I do expect the Braves to overcome whatever adversity comes their way. They always seem to do things the right way, and while I am not high on Ervin Santana – they seem happy with the addition.

The bullpen might play a huge role in whether the Braves can salvage the year – because they will likely be faced with a lot of close games that Craig Kimbrel and Jordan Walden might play a huge role in.

1st Place: Washington Nationals

Everybody who watches the Nats is expecting big things from Bryce Harper this year. Similar to Jason Heyward, I think people tend to forget how young Harper was when he broke into the big leagues. He’s still a baby compared to most.

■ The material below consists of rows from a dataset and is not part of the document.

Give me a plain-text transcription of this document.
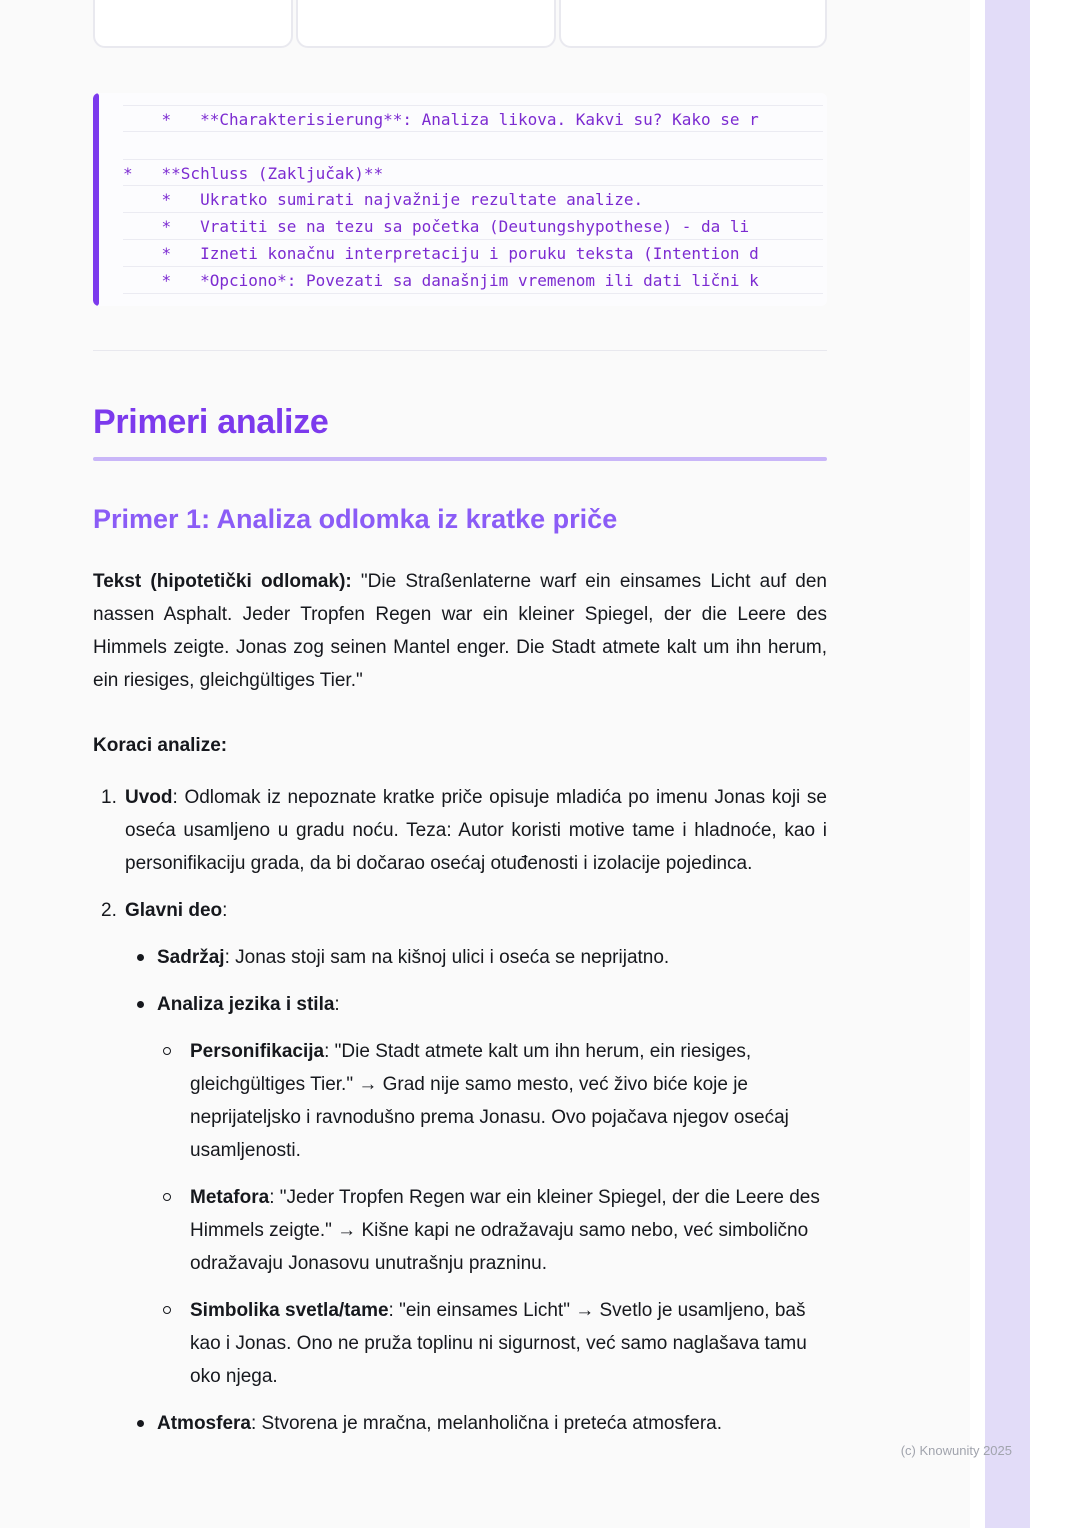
*   **Charakterisierung**: Analiza likova. Kakvi su? Kako se r
*   **Schluss (Zaključak)**
*   Ukratko sumirati najvažnije rezultate analize.
*   Vratiti se na tezu sa početka (Deutungshypothese) - da li
*   Izneti konačnu interpretaciju i poruku teksta (Intention d
*   *Opciono*: Povezati sa današnjim vremenom ili dati lični k
Primeri analize
Primer 1: Analiza odlomka iz kratke priče

Tekst (hipotetički odlomak): "Die Straßenlaterne warf ein einsames Licht auf den nassen Asphalt. Jeder Tropfen Regen war ein kleiner Spiegel, der die Leere des Himmels zeigte. Jonas zog seinen Mantel enger. Die Stadt atmete kalt um ihn herum, ein riesiges, gleichgültiges Tier."

Koraci analize:

1. Uvod: Odlomak iz nepoznate kratke priče opisuje mladića po imenu Jonas koji se oseća usamljeno u gradu noću. Teza: Autor koristi motive tame i hladnoće, kao i personifikaciju grada, da bi dočarao osećaj otuđenosti i izolacije pojedinca.
2. Glavni deo:
Sadržaj: Jonas stoji sam na kišnoj ulici i oseća se neprijatno.
Analiza jezika i stila:
Personifikacija: "Die Stadt atmete kalt um ihn herum, ein riesiges, gleichgültiges Tier." → Grad nije samo mesto, već živo biće koje je neprijateljsko i ravnodušno prema Jonasu. Ovo pojačava njegov osećaj usamljenosti.
Metafora: "Jeder Tropfen Regen war ein kleiner Spiegel, der die Leere des Himmels zeigte." → Kišne kapi ne odražavaju samo nebo, već simbolično odražavaju Jonasovu unutrašnju prazninu.
Simbolika svetla/tame: "ein einsames Licht" → Svetlo je usamljeno, baš kao i Jonas. Ono ne pruža toplinu ni sigurnost, već samo naglašava tamu oko njega.
Atmosfera: Stvorena je mračna, melanholična i preteća atmosfera.
(c) Knowunity 2025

Everybody seemed to praise the Nats when they acquired Doug Fister, and now he starts the year on the DL with a back injury.

bryce harperStill, the rotation with Stephen Strasburg, Gio Gonzalez and Jordan Zimmerman is the most proven and consistent rotation in the division. This rotation is the one if you’re a Mets fan, you hope they 2 out of 3 stay healthy because it gives you more hope regarding Matt Harvey.

Still, the lineup to me isn’t that exciting. I’m not a big Jayson Werth guy, and with Ryan Zimmerman dealing with lingering issues, Harper needs to be an MVP caliber player in 2014. I think he can do it, but I also think the team will be carried by the pitching into the division title.

NL East MVP: Bryce Harper – As mentioned, I think he will play a huge role in whether the Nats have success or not.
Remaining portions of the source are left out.